Father O’Malley snapped to attention then and put his hand on Aiden’s shoulder.
“I’ll be responsible for his claim, Gladys. Send the bill to me,” he said. Surprise flickered across her face, but then she shrugged and handed me a clipboard with the paperwork.
Chapter 36
The next week was filled with tension and stress. A massive manhunt had been undertaken to try and find Mona, and the whole college was abuzz with gossip about the shootings. I visited Ravi in the hospital, and Aiden and I went to the funeral for the security guard, which was heart wrenching. I tried to put everything out of my mind so I could focus on my finals, but between school, answering the same questions over and over at the police station, nailing down the final arrangements for the wedding and dealing with Aiden’s sullen mood, I was at my breaking point.
He’d been testy and irritable all week and I’d tried to give him his space, but my patience was running thin. I wasn’t in the best of places myself, feeling pulled in a thousand different directions, so it didn’t take long before one of us snapp
ed and brought things to a head. We were at his place, packing for the airport, and I asked him for the umpteenth time if he’d remembered his passport.
“For God’s sake, I already told ye! Leave off, Lindsey!” he barked and I reared back. The pressure of the last week finally got to me, and I was ready and willing to fight.
“Well, excuse me! I’m a little distracted. What the hell is wrong with you anyway? You’ve been sulking around for the last week and I’ve had just about enough of it! You were excited about the wedding when I first told you, but lately you’ve been acting like you don’t give a damn.” My words were like a spark to his fuse and he exploded in a roar.
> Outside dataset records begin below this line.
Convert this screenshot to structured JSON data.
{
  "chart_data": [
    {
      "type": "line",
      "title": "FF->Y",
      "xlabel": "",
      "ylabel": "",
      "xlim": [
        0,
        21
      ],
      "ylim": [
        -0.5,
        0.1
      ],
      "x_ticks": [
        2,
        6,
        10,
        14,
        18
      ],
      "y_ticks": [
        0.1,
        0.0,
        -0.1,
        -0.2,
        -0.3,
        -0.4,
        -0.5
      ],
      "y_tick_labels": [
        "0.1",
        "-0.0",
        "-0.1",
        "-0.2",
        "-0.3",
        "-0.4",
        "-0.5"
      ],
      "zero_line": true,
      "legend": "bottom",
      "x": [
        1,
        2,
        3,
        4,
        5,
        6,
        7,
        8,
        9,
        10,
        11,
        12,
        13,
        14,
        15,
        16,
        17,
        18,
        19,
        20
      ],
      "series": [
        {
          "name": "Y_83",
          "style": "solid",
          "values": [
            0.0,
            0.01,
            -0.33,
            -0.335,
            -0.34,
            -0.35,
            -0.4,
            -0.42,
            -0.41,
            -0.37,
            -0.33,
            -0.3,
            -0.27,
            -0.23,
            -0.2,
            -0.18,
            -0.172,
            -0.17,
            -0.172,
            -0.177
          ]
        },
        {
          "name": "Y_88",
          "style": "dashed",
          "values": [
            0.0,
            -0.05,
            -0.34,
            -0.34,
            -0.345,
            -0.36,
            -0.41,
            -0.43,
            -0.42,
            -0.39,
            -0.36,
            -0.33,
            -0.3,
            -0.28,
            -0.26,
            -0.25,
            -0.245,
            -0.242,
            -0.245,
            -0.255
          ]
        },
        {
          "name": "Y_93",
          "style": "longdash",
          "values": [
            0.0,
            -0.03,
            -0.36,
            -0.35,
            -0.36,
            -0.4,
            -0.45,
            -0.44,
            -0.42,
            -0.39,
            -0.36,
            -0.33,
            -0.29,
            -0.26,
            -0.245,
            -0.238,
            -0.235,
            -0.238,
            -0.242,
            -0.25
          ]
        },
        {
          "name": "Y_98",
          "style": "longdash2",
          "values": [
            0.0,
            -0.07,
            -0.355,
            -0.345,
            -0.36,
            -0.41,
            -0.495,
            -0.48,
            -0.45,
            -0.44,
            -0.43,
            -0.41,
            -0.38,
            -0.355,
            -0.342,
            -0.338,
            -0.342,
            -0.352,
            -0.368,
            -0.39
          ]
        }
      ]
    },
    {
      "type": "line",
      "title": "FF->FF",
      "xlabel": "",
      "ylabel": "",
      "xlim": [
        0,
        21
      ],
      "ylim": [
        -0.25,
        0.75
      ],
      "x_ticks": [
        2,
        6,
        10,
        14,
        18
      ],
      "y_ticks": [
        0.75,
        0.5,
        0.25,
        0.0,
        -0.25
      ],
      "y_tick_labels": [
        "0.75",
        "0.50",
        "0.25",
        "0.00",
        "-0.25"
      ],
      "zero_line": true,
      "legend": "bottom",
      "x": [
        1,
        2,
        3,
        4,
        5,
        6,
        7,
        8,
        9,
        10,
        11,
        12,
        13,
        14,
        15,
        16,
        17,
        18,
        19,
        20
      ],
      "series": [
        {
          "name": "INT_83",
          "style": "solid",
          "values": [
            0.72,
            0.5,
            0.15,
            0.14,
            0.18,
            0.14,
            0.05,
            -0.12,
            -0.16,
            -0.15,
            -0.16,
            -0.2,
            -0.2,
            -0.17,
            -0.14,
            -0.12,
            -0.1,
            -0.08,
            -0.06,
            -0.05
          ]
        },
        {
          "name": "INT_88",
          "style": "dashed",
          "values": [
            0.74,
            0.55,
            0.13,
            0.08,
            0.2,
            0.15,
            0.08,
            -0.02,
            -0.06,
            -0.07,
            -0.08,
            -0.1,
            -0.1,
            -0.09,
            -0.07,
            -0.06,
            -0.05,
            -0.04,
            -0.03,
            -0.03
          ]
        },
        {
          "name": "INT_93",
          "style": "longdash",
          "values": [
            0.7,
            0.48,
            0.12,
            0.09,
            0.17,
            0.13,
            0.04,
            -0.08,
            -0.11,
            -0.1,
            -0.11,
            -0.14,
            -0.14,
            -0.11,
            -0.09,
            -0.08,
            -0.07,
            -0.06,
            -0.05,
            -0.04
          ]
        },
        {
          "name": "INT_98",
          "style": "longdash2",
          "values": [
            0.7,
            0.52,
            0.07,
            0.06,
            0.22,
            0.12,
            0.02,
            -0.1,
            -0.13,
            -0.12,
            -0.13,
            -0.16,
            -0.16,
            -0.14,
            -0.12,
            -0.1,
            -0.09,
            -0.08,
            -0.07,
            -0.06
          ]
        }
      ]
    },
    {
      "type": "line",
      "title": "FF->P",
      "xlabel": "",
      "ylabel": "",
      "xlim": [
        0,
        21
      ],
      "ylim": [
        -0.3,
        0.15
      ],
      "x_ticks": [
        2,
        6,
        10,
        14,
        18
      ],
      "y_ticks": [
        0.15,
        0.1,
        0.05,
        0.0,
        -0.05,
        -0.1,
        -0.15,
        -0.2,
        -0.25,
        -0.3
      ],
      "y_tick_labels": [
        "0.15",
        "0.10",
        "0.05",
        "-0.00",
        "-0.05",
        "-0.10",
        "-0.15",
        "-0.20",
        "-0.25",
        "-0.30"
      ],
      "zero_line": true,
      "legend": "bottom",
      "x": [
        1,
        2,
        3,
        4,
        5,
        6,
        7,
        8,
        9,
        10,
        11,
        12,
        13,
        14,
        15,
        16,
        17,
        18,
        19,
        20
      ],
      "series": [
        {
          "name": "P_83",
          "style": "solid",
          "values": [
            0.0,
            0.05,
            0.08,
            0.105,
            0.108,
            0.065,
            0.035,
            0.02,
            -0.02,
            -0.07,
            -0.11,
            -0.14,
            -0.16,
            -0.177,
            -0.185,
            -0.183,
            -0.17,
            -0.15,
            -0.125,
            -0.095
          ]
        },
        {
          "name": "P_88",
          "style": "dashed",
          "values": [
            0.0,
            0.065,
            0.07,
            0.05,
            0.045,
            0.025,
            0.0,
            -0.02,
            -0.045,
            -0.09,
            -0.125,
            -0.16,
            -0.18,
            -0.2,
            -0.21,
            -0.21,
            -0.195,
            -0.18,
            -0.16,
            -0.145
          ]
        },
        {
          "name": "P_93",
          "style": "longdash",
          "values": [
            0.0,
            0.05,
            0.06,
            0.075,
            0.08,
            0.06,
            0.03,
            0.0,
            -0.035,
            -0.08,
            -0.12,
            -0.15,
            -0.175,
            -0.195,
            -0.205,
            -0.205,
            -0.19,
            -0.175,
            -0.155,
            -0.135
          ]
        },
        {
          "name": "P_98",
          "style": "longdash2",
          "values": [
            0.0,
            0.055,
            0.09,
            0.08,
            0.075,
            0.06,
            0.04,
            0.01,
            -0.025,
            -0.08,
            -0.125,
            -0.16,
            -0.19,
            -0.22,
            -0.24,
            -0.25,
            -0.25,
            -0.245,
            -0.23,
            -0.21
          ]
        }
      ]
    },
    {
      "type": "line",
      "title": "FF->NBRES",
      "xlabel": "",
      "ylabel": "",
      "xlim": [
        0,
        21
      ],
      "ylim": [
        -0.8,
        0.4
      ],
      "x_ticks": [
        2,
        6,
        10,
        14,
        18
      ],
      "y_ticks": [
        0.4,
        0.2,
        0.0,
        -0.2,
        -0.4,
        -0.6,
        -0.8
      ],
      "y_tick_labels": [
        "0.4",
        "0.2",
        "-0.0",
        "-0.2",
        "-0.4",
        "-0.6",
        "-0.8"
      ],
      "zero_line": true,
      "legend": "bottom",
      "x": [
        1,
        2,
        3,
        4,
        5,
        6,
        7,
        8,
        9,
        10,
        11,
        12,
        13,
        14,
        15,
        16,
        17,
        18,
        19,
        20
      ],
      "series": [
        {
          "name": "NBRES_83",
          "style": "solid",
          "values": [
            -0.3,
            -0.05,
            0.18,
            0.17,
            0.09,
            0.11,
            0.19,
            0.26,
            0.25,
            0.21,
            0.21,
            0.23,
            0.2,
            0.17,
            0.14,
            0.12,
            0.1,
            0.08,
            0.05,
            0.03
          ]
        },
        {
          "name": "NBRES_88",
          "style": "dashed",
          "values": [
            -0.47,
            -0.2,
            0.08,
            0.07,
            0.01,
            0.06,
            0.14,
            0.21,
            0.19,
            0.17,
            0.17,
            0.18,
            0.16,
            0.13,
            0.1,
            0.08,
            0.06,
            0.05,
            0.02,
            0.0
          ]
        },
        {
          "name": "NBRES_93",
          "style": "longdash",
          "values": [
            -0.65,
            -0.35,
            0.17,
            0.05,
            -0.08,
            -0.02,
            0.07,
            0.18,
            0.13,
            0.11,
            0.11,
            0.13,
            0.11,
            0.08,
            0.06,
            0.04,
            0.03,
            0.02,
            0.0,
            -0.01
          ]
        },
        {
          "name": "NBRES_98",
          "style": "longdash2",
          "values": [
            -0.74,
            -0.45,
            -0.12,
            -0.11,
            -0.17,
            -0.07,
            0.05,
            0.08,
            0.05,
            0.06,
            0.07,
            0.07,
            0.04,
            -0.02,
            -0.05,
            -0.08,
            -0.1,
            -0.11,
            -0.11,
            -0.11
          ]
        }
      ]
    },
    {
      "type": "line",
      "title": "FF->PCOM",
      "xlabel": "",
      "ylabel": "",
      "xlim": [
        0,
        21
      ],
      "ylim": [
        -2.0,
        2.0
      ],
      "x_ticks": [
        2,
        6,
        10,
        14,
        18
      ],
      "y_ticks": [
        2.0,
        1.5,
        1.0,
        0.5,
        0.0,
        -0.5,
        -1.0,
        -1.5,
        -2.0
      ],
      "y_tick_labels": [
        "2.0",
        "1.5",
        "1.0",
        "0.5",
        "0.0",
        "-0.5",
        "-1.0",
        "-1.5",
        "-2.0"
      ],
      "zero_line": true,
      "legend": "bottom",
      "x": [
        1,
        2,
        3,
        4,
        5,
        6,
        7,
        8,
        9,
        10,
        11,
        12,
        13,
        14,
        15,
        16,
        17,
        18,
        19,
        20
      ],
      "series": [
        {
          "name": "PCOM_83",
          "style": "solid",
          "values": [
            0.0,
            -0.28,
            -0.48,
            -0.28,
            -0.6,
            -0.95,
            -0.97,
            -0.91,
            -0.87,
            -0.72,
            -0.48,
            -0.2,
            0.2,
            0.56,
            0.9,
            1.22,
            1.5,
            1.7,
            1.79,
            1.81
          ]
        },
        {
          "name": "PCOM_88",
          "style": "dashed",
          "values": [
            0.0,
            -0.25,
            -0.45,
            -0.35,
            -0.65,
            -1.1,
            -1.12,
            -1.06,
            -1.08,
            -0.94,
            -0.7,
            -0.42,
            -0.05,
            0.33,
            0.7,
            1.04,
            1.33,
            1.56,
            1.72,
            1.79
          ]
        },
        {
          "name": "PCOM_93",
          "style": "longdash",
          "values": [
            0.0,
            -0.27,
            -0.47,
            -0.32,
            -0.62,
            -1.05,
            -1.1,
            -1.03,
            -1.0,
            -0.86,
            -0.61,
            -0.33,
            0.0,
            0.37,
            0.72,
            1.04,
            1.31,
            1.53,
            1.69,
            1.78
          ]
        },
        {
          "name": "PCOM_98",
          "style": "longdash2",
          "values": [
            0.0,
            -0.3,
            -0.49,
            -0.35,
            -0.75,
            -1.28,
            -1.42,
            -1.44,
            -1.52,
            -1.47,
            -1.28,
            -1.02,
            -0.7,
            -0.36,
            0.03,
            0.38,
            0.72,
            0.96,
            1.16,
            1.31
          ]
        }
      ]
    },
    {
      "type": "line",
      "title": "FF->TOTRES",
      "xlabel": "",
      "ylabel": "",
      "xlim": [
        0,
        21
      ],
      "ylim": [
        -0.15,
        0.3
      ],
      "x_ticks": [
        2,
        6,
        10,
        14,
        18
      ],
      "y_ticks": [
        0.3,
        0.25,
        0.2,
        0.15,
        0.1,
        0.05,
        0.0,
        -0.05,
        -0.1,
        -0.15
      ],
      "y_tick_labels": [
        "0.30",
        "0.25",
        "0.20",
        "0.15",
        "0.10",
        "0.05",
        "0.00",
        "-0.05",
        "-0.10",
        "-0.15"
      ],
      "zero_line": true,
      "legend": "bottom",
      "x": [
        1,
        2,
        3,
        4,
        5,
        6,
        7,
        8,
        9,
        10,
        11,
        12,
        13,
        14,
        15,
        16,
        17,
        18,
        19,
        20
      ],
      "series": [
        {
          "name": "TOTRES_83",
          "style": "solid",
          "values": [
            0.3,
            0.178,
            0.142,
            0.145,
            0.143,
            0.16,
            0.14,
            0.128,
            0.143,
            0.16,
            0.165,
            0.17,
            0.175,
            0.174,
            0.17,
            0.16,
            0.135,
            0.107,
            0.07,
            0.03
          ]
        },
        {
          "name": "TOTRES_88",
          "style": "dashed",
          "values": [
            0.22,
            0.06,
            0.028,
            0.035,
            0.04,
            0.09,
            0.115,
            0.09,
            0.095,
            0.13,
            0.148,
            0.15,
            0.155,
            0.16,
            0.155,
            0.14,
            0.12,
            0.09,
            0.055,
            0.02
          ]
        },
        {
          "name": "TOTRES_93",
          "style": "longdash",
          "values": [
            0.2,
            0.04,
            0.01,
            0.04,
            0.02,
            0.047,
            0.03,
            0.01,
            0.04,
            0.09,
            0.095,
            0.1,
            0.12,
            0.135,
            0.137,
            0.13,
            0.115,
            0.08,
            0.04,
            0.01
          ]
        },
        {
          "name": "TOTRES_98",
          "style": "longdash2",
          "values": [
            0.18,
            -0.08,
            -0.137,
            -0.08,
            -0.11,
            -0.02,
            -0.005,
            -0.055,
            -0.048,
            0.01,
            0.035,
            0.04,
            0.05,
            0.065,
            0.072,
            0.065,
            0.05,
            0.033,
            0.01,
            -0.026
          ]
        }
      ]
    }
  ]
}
“I don’t see what difference it makes! I’m not even sure we should get married, for what kind of husband would I be when I can’t even protect ye? That wicked she-devil put a gun to your head, Lindsey and I just stood there and let ye tie me up. I should’ve known she was controlling your mind and mine along with it! I should have killed her myself but you had to do it for me!” He threw down the clothes he’d been packing and stormed out the door. I followed him out into the freezing cold, my cheeks on fire with anger and some kind of sick satisfaction about finally having it out with him.
“Is it my turn now? Are you done with this little pity party?” He glared at me. “You had no choice, Aiden. She would have killed me and you know it. God knows I’ve gone over it a thousand times and I can’t think of anything we could have done differently. You did what you had to do and I am sorry that your pride is hurt, but I won’t let her come between us anymore. Who cares if I killed her or you did? We’re alive and we’re together, and that’s all that matters.”
For now.
The unwelcome thought skittered through my mind as I remembered Mona’s declaration that Aiden was destined for hell because of me. Guilt and remorse pressed down on me with a leaden fist and I turned away from him, suddenly unable to look him in the eye. He must have seen the tremor run through my body because he took me by the shoulders and gently turned me to face him. His voice was suddenly soft and close, all the fight gone out of him.